By Elias Hakizimana.
Stunting among the children is especially a burden of Rwanda and more efforts are being put by the Government and Civil Society Organisations, bringing collaborative interventions at the grass root level.
The average of stunting countrywide stands at 38%, according to statistics from the 2014/2015 Rwanda Demographic and Health Survey (DHS), a recent report by the National Institute of Statistics of Rwanda.
Continuous efforts to address this made SUN Alliance Rwanda this week to train district’s officials in charge of health and nutrition in Northern Province on ways of setting up strong measures to end malnutrition and stunting of children.
The initiative is under the National program called District Plan to eliminate Malnutrition (DPM) and was funded by the Dutch government at a tune of €2 million.
The three-day training started from July 19 to be closed on July 22, 2018 in Musanze District and focused on responsibilities of leaders to cater for the well-being of the children by mobilizing the citizens to increase efforts in combating the issue.
The training was organized by SUN Alliance on the fund of the Netherlands’ Ministry of Foreign Affairs through SNV-Voice for Change Project.
Under the DPM programme, district officials in charge of health, hospitals, nutrition; agriculture, gender, social protection officers and development partners undertook concentrated training to address gaps in the existing nutrition programmes.
“We need an aggressive mobilization and performance on nutrition, family planning and measuring stunting cases,” Jean Marie Vianney Gatabazi, governor of Northern Province said.
Dr Anitha Asiimwe, the National Coordinator of the National Early Childhood Development Program (NECDP)said that there is need to coordinate and evaluate the relationship between each of the segments to its impact on malnutrition, recommending trainees to embark on their responsibilities and tell the citizens to respect the guidelines of children’s growth.

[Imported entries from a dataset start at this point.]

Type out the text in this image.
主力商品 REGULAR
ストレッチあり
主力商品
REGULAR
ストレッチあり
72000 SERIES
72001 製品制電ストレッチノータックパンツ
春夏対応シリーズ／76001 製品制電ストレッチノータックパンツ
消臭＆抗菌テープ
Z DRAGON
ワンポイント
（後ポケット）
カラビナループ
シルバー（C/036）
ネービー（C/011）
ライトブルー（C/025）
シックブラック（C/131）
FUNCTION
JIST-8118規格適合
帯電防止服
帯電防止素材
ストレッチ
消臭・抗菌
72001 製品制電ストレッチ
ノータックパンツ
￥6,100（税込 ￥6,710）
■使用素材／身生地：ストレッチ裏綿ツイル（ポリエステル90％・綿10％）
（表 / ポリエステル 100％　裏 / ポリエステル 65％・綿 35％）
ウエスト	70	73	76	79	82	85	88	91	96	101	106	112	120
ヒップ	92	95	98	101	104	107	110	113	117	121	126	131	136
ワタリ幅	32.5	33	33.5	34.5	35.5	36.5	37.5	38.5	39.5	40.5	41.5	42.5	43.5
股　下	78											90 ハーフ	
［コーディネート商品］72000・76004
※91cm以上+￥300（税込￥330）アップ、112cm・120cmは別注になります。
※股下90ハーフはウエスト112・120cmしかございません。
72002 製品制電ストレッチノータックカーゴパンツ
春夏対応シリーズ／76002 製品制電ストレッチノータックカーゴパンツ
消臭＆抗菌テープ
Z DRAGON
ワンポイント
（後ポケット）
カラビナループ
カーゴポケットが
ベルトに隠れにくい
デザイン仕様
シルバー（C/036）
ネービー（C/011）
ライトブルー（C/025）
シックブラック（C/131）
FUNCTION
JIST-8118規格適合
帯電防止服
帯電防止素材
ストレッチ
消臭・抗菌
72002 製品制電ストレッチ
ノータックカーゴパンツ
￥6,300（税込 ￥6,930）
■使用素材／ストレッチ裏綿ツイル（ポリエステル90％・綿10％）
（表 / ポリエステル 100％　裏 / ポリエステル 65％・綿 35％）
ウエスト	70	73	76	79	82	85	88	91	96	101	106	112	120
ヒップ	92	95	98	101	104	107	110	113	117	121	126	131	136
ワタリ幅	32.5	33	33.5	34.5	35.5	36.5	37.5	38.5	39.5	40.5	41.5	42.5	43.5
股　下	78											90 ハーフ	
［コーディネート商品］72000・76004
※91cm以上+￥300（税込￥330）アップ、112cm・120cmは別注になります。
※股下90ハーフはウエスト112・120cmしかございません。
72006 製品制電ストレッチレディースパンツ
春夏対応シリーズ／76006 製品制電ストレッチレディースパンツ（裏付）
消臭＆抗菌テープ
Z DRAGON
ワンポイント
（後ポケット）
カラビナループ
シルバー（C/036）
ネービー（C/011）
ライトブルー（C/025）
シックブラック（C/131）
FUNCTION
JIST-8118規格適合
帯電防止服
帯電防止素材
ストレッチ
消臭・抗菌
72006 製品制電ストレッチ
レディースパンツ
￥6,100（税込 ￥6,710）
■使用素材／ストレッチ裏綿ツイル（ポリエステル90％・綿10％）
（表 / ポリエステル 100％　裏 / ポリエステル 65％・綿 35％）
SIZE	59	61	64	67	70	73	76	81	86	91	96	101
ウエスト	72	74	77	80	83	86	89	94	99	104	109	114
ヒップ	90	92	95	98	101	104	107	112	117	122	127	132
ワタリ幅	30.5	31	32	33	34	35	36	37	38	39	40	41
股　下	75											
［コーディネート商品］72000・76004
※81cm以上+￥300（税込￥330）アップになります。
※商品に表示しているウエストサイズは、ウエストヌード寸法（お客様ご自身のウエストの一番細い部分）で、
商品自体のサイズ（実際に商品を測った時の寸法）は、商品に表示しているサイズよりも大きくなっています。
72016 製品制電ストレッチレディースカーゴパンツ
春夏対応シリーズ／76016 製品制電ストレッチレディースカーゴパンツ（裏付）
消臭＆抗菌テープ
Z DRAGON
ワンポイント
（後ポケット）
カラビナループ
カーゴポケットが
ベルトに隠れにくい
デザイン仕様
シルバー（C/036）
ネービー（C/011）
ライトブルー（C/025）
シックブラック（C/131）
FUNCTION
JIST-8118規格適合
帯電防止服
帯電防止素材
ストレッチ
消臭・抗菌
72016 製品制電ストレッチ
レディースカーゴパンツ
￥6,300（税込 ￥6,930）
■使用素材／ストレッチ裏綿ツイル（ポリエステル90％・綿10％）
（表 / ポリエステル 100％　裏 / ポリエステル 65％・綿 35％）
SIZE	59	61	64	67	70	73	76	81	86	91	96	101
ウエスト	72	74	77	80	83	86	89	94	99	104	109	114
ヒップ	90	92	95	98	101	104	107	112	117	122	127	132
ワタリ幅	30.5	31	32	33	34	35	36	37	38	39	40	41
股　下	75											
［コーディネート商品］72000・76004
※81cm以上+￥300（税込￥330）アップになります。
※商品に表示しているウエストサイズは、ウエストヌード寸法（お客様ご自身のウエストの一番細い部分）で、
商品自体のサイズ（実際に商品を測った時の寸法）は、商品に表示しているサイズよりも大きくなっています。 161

“I recommend you to embark on your responsibilities and remind the citizens that the growth of children is between their hands. Remind them to cater for a child’s well-being from the conception to the birth. It is a problem since 16 percent of new born have stunting symptoms.
She reminded parents with the poor mindset that they must give birth to small children when themselves are small, saying that at 2 years, all children have equal opportunities to grow taller.
According to the World Health Organisation (WHO), Stunting is the impaired growth and development that children experience from poor nutrition, repeated infection, and inadequate psycho-social stimulation. Children are defined as stunted if their height-for-age is more than two standard deviations below the WHO Child Growth Standards median.